Mi primer héroe en la vida fue mi abuelo. Con más de medio siglo trabajado hasta la extenuación, con su ilusión castrista derrumbada como lo siguen haciendo tanto tiempo después los edificios en La Habana, entregó a la Revolución lo que aún no le había quitado, que ya no era mucho, y abandonó Cuba para siempre.

Ni por un minuto dejó de sentirse cubano. Pero, alejado del Caribe, desde aquel viaje definitivo y atormentado de mediados de los 60 supo que ya nunca encontraría su sitio en el mundo.

Porque su lugar en la vida eran los frijoles; la malanga; el congrí. Su guayabera, la familia extensísima y toda junta, todo el tiempo. Y esto, y también la alegría cubana, lo habían secuestrado unos barbudos que aniquilaron la dictadura de Batista, pero que trajeron, después de traicionar los principios de muchos de quienes los apoyaban, otra peor.

Una que siempre defendió Silvio Rodríguez, que ha sido durante décadas la voz amable y deliciosa de un sistema enfermo y corrupto.

Sorprende la falsedad en un creador de músicas tan delicioso. Asombra el posicionamiento con los dictadores de mismo apellido en un portentoso creador de letras, muchas de ellas sublimes.

¿Será debido a la ingenuidad torpe de un hombre íntegro? Porque cuesta creer que su prolongado –de décadas- abrazo a los Castro surja de la maldad o de un propósito ruin. Pero también cuesta creer que no lo vea.

Que no vea la miseria; que no contemple la incautación de millones de vidas; que no haya visto cómo se pudría el régimen mientras arruinaba todo lo demás; que no haya comprendido que aquella revolución del 59, con o sin embargo norteamericano, solo trajo penurias y llanto.

Si escribió “Tu fantasma”; si dibujó un “Unicornio”, que era azul; si de donde nada había garabateó las notas y la letra de “Ya no te espero”, ¿convendrá suponer que su razón se ha visto lesionada por una sensibilidad tan prodigiosa que incluso le ha impedido distinguir la realidad? ¿Será ésta una interpretación demasiado benévola, e ilusa, de sus consideraciones políticas?

Quizá el compositor cubano, que traslada ahora sus dulces “Amoríos” a España –este miércoles en Madrid-, viva en la Hiperrealidad, esa falsedad auténtica a la que se refirió Umberto Eco. Tal vez ha querido con tanto brío que la Revolución fuera lo que soñó que su conciencia se muestra incapaz de separar la vida real en la isla y la fantasía utópica con la que, si uno se esfuerza lo suficiente, se la puede contemplar.

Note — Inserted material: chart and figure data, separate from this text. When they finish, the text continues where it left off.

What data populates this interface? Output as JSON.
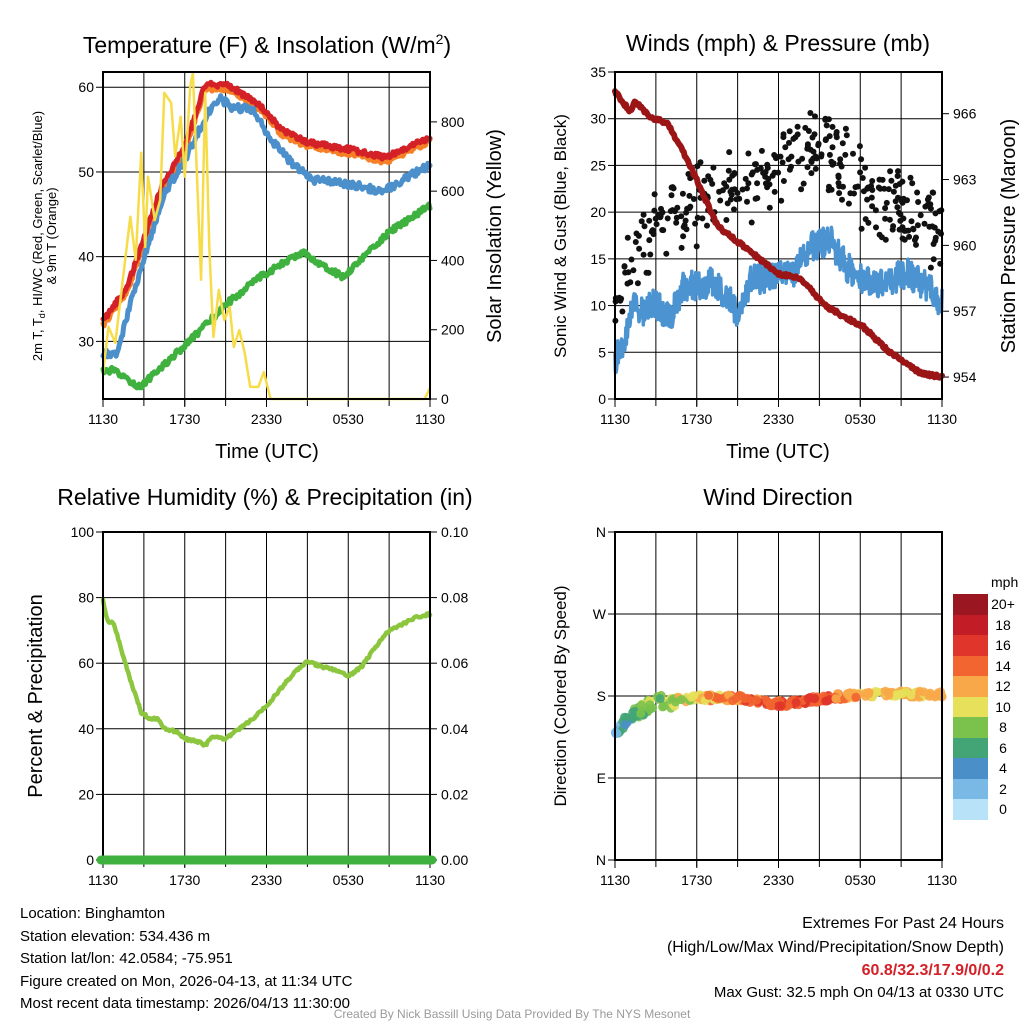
{
  "panels": {
    "temp": {
      "title": "Temperature (F) & Insolation (W/m",
      "title_sup": "2",
      "title_end": ")",
      "ylabel_a": "2m T, T",
      "ylabel_sub": "d",
      "ylabel_b": ", HI/WC (Red, Green, Scarlet/Blue)",
      "ylabel_line2": "& 9m T (Orange)",
      "y2label": "Solar Insolation (Yellow)",
      "xlabel": "Time (UTC)"
    },
    "wind": {
      "title": "Winds (mph) & Pressure (mb)",
      "ylabel": "Sonic Wind & Gust (Blue, Black)",
      "y2label": "Station Pressure (Maroon)",
      "xlabel": "Time (UTC)"
    },
    "rh": {
      "title": "Relative Humidity (%) & Precipitation (in)",
      "ylabel": "Percent & Precipitation"
    },
    "dir": {
      "title": "Wind Direction",
      "ylabel": "Direction (Colored By Speed)"
    }
  },
  "x_ticks": {
    "values": [
      0,
      6,
      12,
      18,
      24
    ],
    "labels": [
      "1130",
      "1730",
      "2330",
      "0530",
      "1130"
    ]
  },
  "colors": {
    "temp_2m": "#d42027",
    "temp_9m": "#f58025",
    "wind_chill": "#4b8fcb",
    "dewpoint": "#3fb13f",
    "insolation": "#f7dc4a",
    "wind_speed": "#4b93d1",
    "gust": "#111111",
    "pressure": "#9b1517",
    "rh": "#8cc63f",
    "precip": "#3fb13f"
  },
  "colorbar": {
    "unit": "mph",
    "bins": [
      {
        "label": "20+",
        "color": "#9a1620"
      },
      {
        "label": "18",
        "color": "#c21c26"
      },
      {
        "label": "16",
        "color": "#e0352a"
      },
      {
        "label": "14",
        "color": "#f26430"
      },
      {
        "label": "12",
        "color": "#f8a848"
      },
      {
        "label": "10",
        "color": "#e6e05a"
      },
      {
        "label": "8",
        "color": "#7bc24c"
      },
      {
        "label": "6",
        "color": "#43a575"
      },
      {
        "label": "4",
        "color": "#4a8fc7"
      },
      {
        "label": "2",
        "color": "#7ab8e6"
      },
      {
        "label": "0",
        "color": "#b8e2f7"
      }
    ]
  },
  "chart_data": [
    {
      "type": "line",
      "title": "Temperature (F) & Insolation (W/m2)",
      "xlabel": "Time (UTC)",
      "x_unit": "hours since 1130 UTC",
      "xlim": [
        0,
        24
      ],
      "ylim": [
        23.2,
        61.8
      ],
      "y2lim": [
        0,
        944
      ],
      "yticks": [
        30,
        40,
        50,
        60
      ],
      "y2ticks": [
        0,
        200,
        400,
        600,
        800
      ],
      "grid": true,
      "series": [
        {
          "name": "2m T",
          "axis": "left",
          "x": [
            0,
            1.8,
            4.3,
            6,
            7.5,
            9.2,
            11.6,
            13.1,
            15,
            18,
            20.7,
            24
          ],
          "y": [
            32.4,
            36.5,
            48.3,
            53,
            60.3,
            60.3,
            57.7,
            55,
            53.5,
            52.7,
            51.7,
            54.1
          ]
        },
        {
          "name": "HI/WC",
          "axis": "left",
          "x": [
            0,
            1,
            1.9,
            3,
            4.5,
            6,
            7.5,
            8.5,
            9.4,
            11,
            12.3,
            13.9,
            15.4,
            18.4,
            20.6,
            24
          ],
          "y": [
            28.7,
            28.3,
            33.8,
            39.7,
            47.5,
            51.4,
            56.4,
            58.8,
            57.7,
            57.3,
            53.8,
            51,
            49.1,
            48.5,
            47.7,
            50.9
          ]
        },
        {
          "name": "Td",
          "axis": "left",
          "x": [
            0,
            0.7,
            2.7,
            6,
            9.2,
            11.6,
            14.6,
            17.6,
            21,
            24
          ],
          "y": [
            26.4,
            26.6,
            24.6,
            29.5,
            34.6,
            37.7,
            40.5,
            37.6,
            42.9,
            46
          ]
        },
        {
          "name": "Solar Insolation",
          "axis": "right",
          "x": [
            0,
            0.4,
            0.9,
            2,
            2.4,
            2.8,
            3.1,
            3.3,
            3.8,
            4.2,
            4.5,
            5,
            5.3,
            5.7,
            6,
            6.4,
            6.6,
            6.9,
            7.2,
            7.5,
            7.8,
            8.1,
            8.5,
            8.9,
            9.3,
            9.6,
            10,
            10.4,
            10.8,
            11.4,
            11.8,
            12.3,
            23.6,
            24
          ],
          "y": [
            75,
            208,
            162,
            526,
            402,
            711,
            439,
            642,
            517,
            575,
            884,
            855,
            700,
            815,
            642,
            902,
            942,
            642,
            344,
            884,
            439,
            179,
            315,
            228,
            266,
            150,
            199,
            133,
            35,
            35,
            78,
            0,
            0,
            32
          ]
        }
      ]
    },
    {
      "type": "line",
      "title": "Winds (mph) & Pressure (mb)",
      "xlabel": "Time (UTC)",
      "xlim": [
        0,
        24
      ],
      "ylim": [
        0,
        35
      ],
      "y2lim": [
        953.0,
        967.9
      ],
      "yticks": [
        0,
        5,
        10,
        15,
        20,
        25,
        30,
        35
      ],
      "y2ticks": [
        954,
        957,
        960,
        963,
        966
      ],
      "grid": true,
      "series": [
        {
          "name": "Sonic Wind",
          "axis": "left",
          "x": [
            0,
            0.9,
            1.3,
            2.1,
            2.8,
            4,
            5,
            7,
            8.7,
            8.9,
            9.9,
            11.6,
            13.1,
            14.3,
            15.8,
            17,
            18.2,
            19.7,
            21.4,
            22.9,
            23.8,
            24
          ],
          "y": [
            4.2,
            7.1,
            10.3,
            9.2,
            10.6,
            8.5,
            12,
            12.4,
            10.6,
            8.1,
            12.7,
            13.1,
            13.5,
            16.3,
            17,
            14.1,
            12.7,
            12.4,
            13.5,
            12,
            10.6,
            10.6
          ]
        },
        {
          "name": "Gust trend",
          "axis": "left",
          "kind": "scatter",
          "x": [
            0,
            1,
            2,
            4,
            6,
            8,
            10,
            12,
            14,
            16,
            18,
            20,
            22,
            24
          ],
          "y": [
            9,
            14,
            17,
            20,
            21,
            22,
            23,
            25,
            27,
            26,
            23,
            21,
            20,
            18
          ]
        },
        {
          "name": "Station Pressure",
          "axis": "right",
          "x": [
            0,
            1.1,
            1.5,
            2.6,
            3.8,
            5.3,
            6.2,
            7.5,
            8.7,
            10.4,
            11.9,
            13.6,
            15.5,
            18.2,
            20.2,
            22.4,
            24
          ],
          "y": [
            967,
            966.1,
            966.6,
            965.8,
            965.6,
            963.9,
            962.7,
            960.9,
            960.3,
            959.5,
            958.7,
            958.5,
            957.2,
            956.3,
            955.1,
            954.2,
            954
          ]
        }
      ]
    },
    {
      "type": "line",
      "title": "Relative Humidity (%) & Precipitation (in)",
      "xlim": [
        0,
        24
      ],
      "ylim": [
        0,
        100
      ],
      "y2lim": [
        0,
        0.1
      ],
      "yticks": [
        0,
        20,
        40,
        60,
        80,
        100
      ],
      "y2ticks": [
        "0.00",
        "0.02",
        "0.04",
        "0.06",
        "0.08",
        "0.10"
      ],
      "grid": true,
      "series": [
        {
          "name": "RH",
          "x": [
            0,
            0.3,
            0.8,
            1.5,
            2,
            2.8,
            3.5,
            4,
            4.5,
            5.5,
            6,
            7,
            7.5,
            8,
            9,
            10,
            11,
            12,
            13,
            14,
            15,
            16,
            17,
            18,
            19,
            20,
            21,
            22,
            23,
            24
          ],
          "y": [
            79,
            73,
            72,
            62,
            55,
            45,
            43,
            43,
            40,
            39,
            37,
            36,
            35,
            37.5,
            37,
            40,
            43,
            47,
            52,
            57,
            60.5,
            59,
            58,
            56,
            59,
            65,
            70,
            72,
            74,
            75
          ]
        },
        {
          "name": "Precipitation",
          "x": [
            0,
            24
          ],
          "y": [
            0,
            0
          ]
        }
      ]
    },
    {
      "type": "scatter",
      "title": "Wind Direction",
      "ylabel": "Direction (Colored By Speed)",
      "xlim": [
        0,
        24
      ],
      "ylim": [
        0,
        360
      ],
      "yticks": [
        0,
        90,
        180,
        270,
        360
      ],
      "yticklabels": [
        "N",
        "E",
        "S",
        "W",
        "N"
      ],
      "grid": true,
      "direction_trend": {
        "x": [
          0,
          1,
          2,
          3,
          4,
          6,
          9,
          10,
          12.5,
          15,
          18,
          24
        ],
        "y": [
          135,
          157,
          165,
          174,
          173,
          178,
          178,
          175,
          171,
          177,
          182,
          182
        ]
      },
      "speed_trend": {
        "x": [
          0,
          1,
          2,
          4,
          6,
          8,
          10,
          12,
          14,
          15.5,
          17,
          20,
          24
        ],
        "y": [
          4,
          7,
          9,
          10,
          12,
          13,
          15,
          15,
          17,
          16,
          13,
          12,
          12
        ]
      },
      "legend": "right colorbar"
    }
  ],
  "footer": {
    "location": "Location: Binghamton",
    "elevation": "Station elevation: 534.436 m",
    "latlon": "Station lat/lon: 42.0584; -75.951",
    "created": "Figure created on Mon, 2026-04-13, at 11:34 UTC",
    "recent": "Most recent data timestamp: 2026/04/13 11:30:00",
    "extremes_title": "Extremes For Past 24 Hours",
    "extremes_legend": "(High/Low/Max Wind/Precipitation/Snow Depth)",
    "extremes_values": "60.8/32.3/17.9/0/0.2",
    "max_gust": "Max Gust: 32.5 mph On 04/13 at 0330 UTC",
    "credit": "Created By Nick Bassill Using Data Provided By The NYS Mesonet"
  }
}
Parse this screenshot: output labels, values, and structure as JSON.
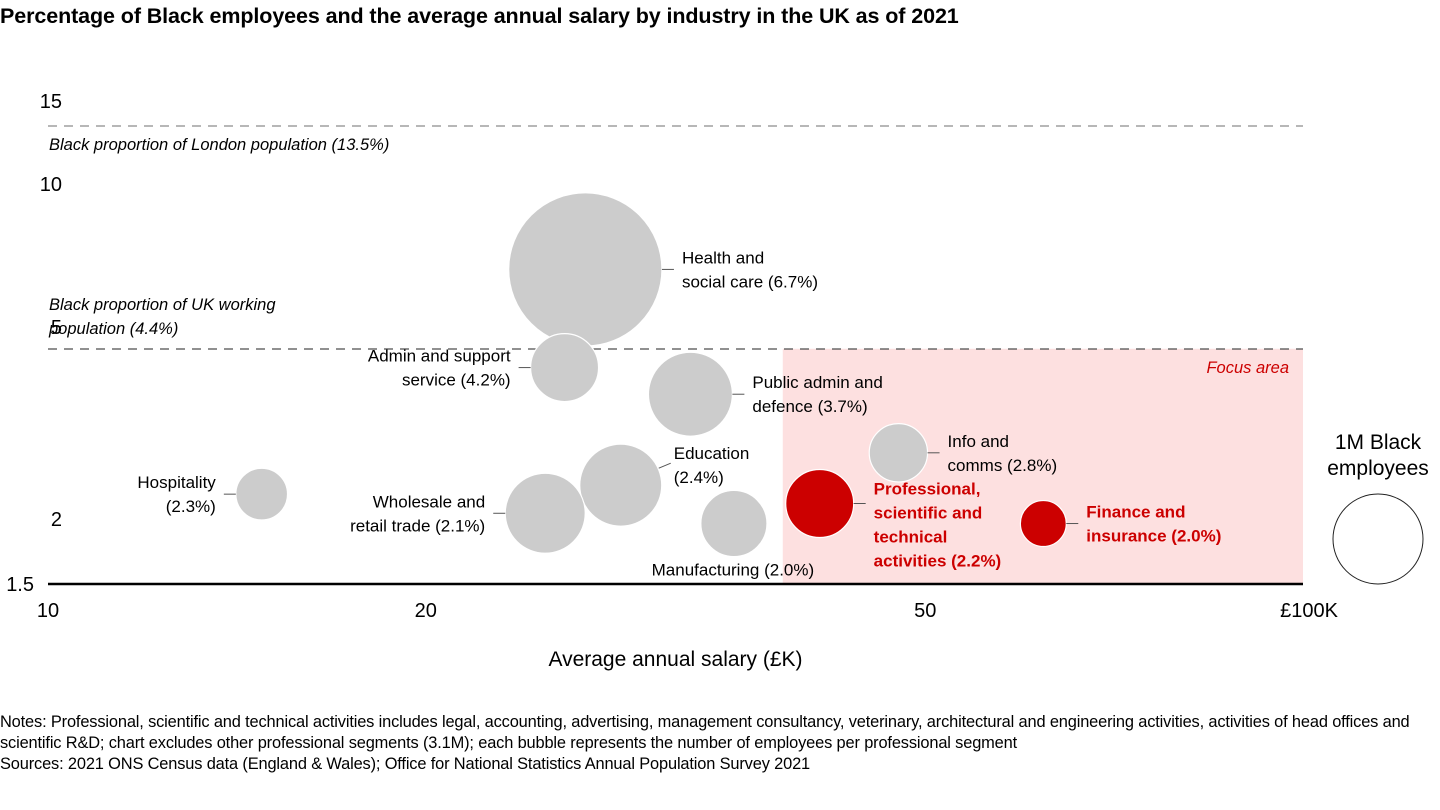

Ojalá que Silvio, que cuenta con el arma más precisa, su descomunal talento, sepa algún día que, al revés de lo que canta en su Pequeña Serenata Diurna, él puede que sea un gigante, pero no vive en un país libre, ni mucho menos. Aunque pensándolo bien, igual es mejor que se mantenga, ya cerca de los 70 años, inocente y feliz como los niños que retozan en el Malecón con la trusa puesta.

Resulta paradójico que a pesar de mi animadversión hacia los intelectuales que defienden la revolución fallida, como más he conectado con la figura de mi abuelo una vez desaparecido haya sido -siga siendo- escuchando el “Monólogo” de Silvio. Me parece verle a él, en el viejo Guantánamo, enroscado en esa humildad terrible del personaje de la canción, llevándose “su boca” en dirección a la vieja casa de la bombilla verde. Si por allí pasaran, recuerden.